Este texto faz parte da série ÁLBUM — 10 ANOS: DISCOS PARA CONHECER promovida pelo Sesc Belenzinho no mês de abril de 2021 no ambiente digital. O ÁLBUM é um projeto que nasceu em 2011 e trouxe aos palcos da unidade a performance integral de discos importantes da história da música brasileira. Nesta edição virtual, 12 discos brasileiros de gêneros e épocas distintos foram selecionados para escrutínio de jornalistas, críticos e pesquisadores musicais. Confira o livreto com a série completa aqui neste link.
Um único álbum. Apenas um e nada mais. Quem ainda tem o LP original trata o disco como um de seus pertences mais valiosos, enquanto quem se desfez dele sofre de um arrependimento amargo. Muitas vezes, isso é um resumo de nossas vidas: o dilema entre a manutenção e guarda daquilo que amamos a qualquer custo e o desapego circunstancial que, muitas vezes, faz com que nunca mais tenhamos condições de reparar o erro. Sim, é a vida.

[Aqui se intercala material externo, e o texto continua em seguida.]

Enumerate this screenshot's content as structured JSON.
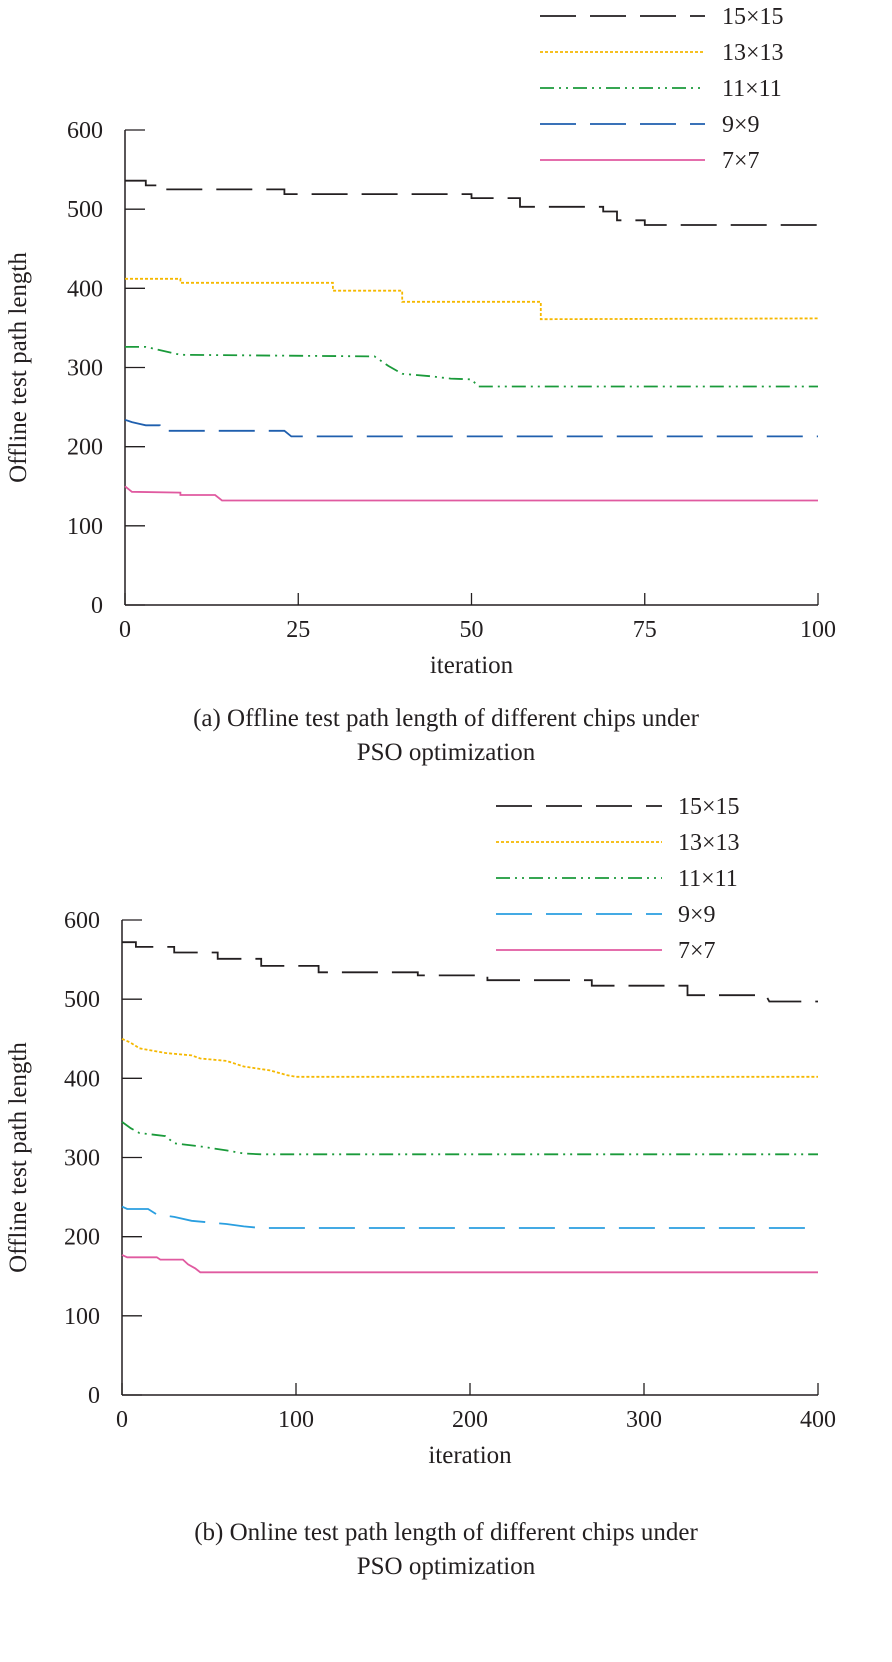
{
  "figure": {
    "captions": [
      {
        "line1": "(a)  Offline test path length of different chips under",
        "line2": "PSO optimization"
      },
      {
        "line1": "(b)  Online test path length of different chips under",
        "line2": "PSO optimization"
      }
    ]
  },
  "chart_data": [
    {
      "type": "line",
      "title": "",
      "xlabel": "iteration",
      "ylabel": "Offline test path length",
      "xlim": [
        0,
        100
      ],
      "ylim": [
        0,
        600
      ],
      "xticks": [
        0,
        25,
        50,
        75,
        100
      ],
      "yticks": [
        0,
        100,
        200,
        300,
        400,
        500,
        600
      ],
      "grid": false,
      "legend_position": "top-right",
      "series": [
        {
          "name": "15×15",
          "color": "#231f20",
          "dash": "long-dash",
          "points": [
            [
              0,
              536
            ],
            [
              3,
              536
            ],
            [
              3,
              530
            ],
            [
              5,
              530
            ],
            [
              5,
              525
            ],
            [
              23,
              525
            ],
            [
              23,
              519
            ],
            [
              50,
              519
            ],
            [
              50,
              514
            ],
            [
              57,
              514
            ],
            [
              57,
              503
            ],
            [
              69,
              503
            ],
            [
              69,
              497
            ],
            [
              71,
              497
            ],
            [
              71,
              486
            ],
            [
              75,
              486
            ],
            [
              75,
              480
            ],
            [
              100,
              480
            ]
          ]
        },
        {
          "name": "13×13",
          "color": "#f5b800",
          "dash": "dotted",
          "points": [
            [
              0,
              412
            ],
            [
              8,
              412
            ],
            [
              8,
              407
            ],
            [
              30,
              407
            ],
            [
              30,
              397
            ],
            [
              40,
              397
            ],
            [
              40,
              383
            ],
            [
              60,
              383
            ],
            [
              60,
              361
            ],
            [
              100,
              362
            ]
          ]
        },
        {
          "name": "11×11",
          "color": "#1a9a3a",
          "dash": "dash-dot-dot",
          "points": [
            [
              0,
              326
            ],
            [
              3,
              326
            ],
            [
              8,
              316
            ],
            [
              36,
              314
            ],
            [
              38,
              302
            ],
            [
              40,
              292
            ],
            [
              44,
              289
            ],
            [
              47,
              286
            ],
            [
              50,
              285
            ],
            [
              51,
              276
            ],
            [
              100,
              276
            ]
          ]
        },
        {
          "name": "9×9",
          "color": "#1f5fae",
          "dash": "long-dash",
          "points": [
            [
              0,
              234
            ],
            [
              1,
              231
            ],
            [
              2,
              229
            ],
            [
              3,
              227
            ],
            [
              5,
              227
            ],
            [
              5,
              220
            ],
            [
              23,
              220
            ],
            [
              24,
              213
            ],
            [
              100,
              213
            ]
          ]
        },
        {
          "name": "7×7",
          "color": "#e05aa0",
          "dash": "solid",
          "points": [
            [
              0,
              150
            ],
            [
              1,
              143
            ],
            [
              8,
              142
            ],
            [
              8,
              139
            ],
            [
              13,
              139
            ],
            [
              14,
              132
            ],
            [
              100,
              132
            ]
          ]
        }
      ]
    },
    {
      "type": "line",
      "title": "",
      "xlabel": "iteration",
      "ylabel": "Offline test path length",
      "xlim": [
        0,
        400
      ],
      "ylim": [
        0,
        600
      ],
      "xticks": [
        0,
        100,
        200,
        300,
        400
      ],
      "yticks": [
        0,
        100,
        200,
        300,
        400,
        500,
        600
      ],
      "grid": false,
      "legend_position": "top-right",
      "series": [
        {
          "name": "15×15",
          "color": "#231f20",
          "dash": "long-dash",
          "points": [
            [
              0,
              572
            ],
            [
              8,
              572
            ],
            [
              8,
              566
            ],
            [
              30,
              566
            ],
            [
              30,
              559
            ],
            [
              55,
              559
            ],
            [
              55,
              551
            ],
            [
              80,
              551
            ],
            [
              80,
              542
            ],
            [
              113,
              542
            ],
            [
              113,
              534
            ],
            [
              170,
              534
            ],
            [
              170,
              530
            ],
            [
              210,
              530
            ],
            [
              210,
              524
            ],
            [
              270,
              524
            ],
            [
              270,
              517
            ],
            [
              325,
              517
            ],
            [
              325,
              505
            ],
            [
              370,
              505
            ],
            [
              372,
              497
            ],
            [
              400,
              497
            ]
          ]
        },
        {
          "name": "13×13",
          "color": "#f5b800",
          "dash": "dotted",
          "points": [
            [
              0,
              450
            ],
            [
              5,
              445
            ],
            [
              10,
              438
            ],
            [
              25,
              432
            ],
            [
              40,
              429
            ],
            [
              45,
              425
            ],
            [
              60,
              422
            ],
            [
              70,
              415
            ],
            [
              85,
              410
            ],
            [
              95,
              404
            ],
            [
              100,
              402
            ],
            [
              400,
              402
            ]
          ]
        },
        {
          "name": "11×11",
          "color": "#1a9a3a",
          "dash": "dash-dot-dot",
          "points": [
            [
              0,
              345
            ],
            [
              5,
              337
            ],
            [
              10,
              331
            ],
            [
              25,
              327
            ],
            [
              30,
              318
            ],
            [
              45,
              314
            ],
            [
              60,
              309
            ],
            [
              70,
              305
            ],
            [
              80,
              304
            ],
            [
              400,
              304
            ]
          ]
        },
        {
          "name": "9×9",
          "color": "#2a9fe0",
          "dash": "long-dash",
          "points": [
            [
              0,
              238
            ],
            [
              3,
              235
            ],
            [
              15,
              235
            ],
            [
              20,
              228
            ],
            [
              30,
              225
            ],
            [
              40,
              220
            ],
            [
              60,
              216
            ],
            [
              70,
              213
            ],
            [
              80,
              211
            ],
            [
              400,
              211
            ]
          ]
        },
        {
          "name": "7×7",
          "color": "#e05aa0",
          "dash": "solid",
          "points": [
            [
              0,
              177
            ],
            [
              3,
              174
            ],
            [
              20,
              174
            ],
            [
              22,
              171
            ],
            [
              35,
              171
            ],
            [
              38,
              165
            ],
            [
              42,
              160
            ],
            [
              45,
              155
            ],
            [
              400,
              155
            ]
          ]
        }
      ]
    }
  ]
}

O lugar onde vivemos — com quem amamos ou em perfeita harmonia com a solidão, como é o meu caso — precisa ter um espaço em que LPs e/ou CDs sejam tratados como objetos sagrados, como se cada um deles fosse um portal para novas dimensões sonoras e, por que não dizer, culturais em todos os sentidos. O disco a respeito do qual você está lendo neste exato momento tem muito a dizer a respeito disso, mesmo depois de décadas de seu lançamento original. Sim, Em Busca do Tempo Perdido nos ensina muitas lições, musicais e filosóficas, a respeito dessa devoção.
Ao emblematizar a importância que um único trabalho na discografia de uma banda pode ter na construção de uma personalidade musical por parte do ouvinte em seus anos de formação, o álbum é um retrato de uma época em que fazer rock and roll no Brasil era uma epopeia para poucos.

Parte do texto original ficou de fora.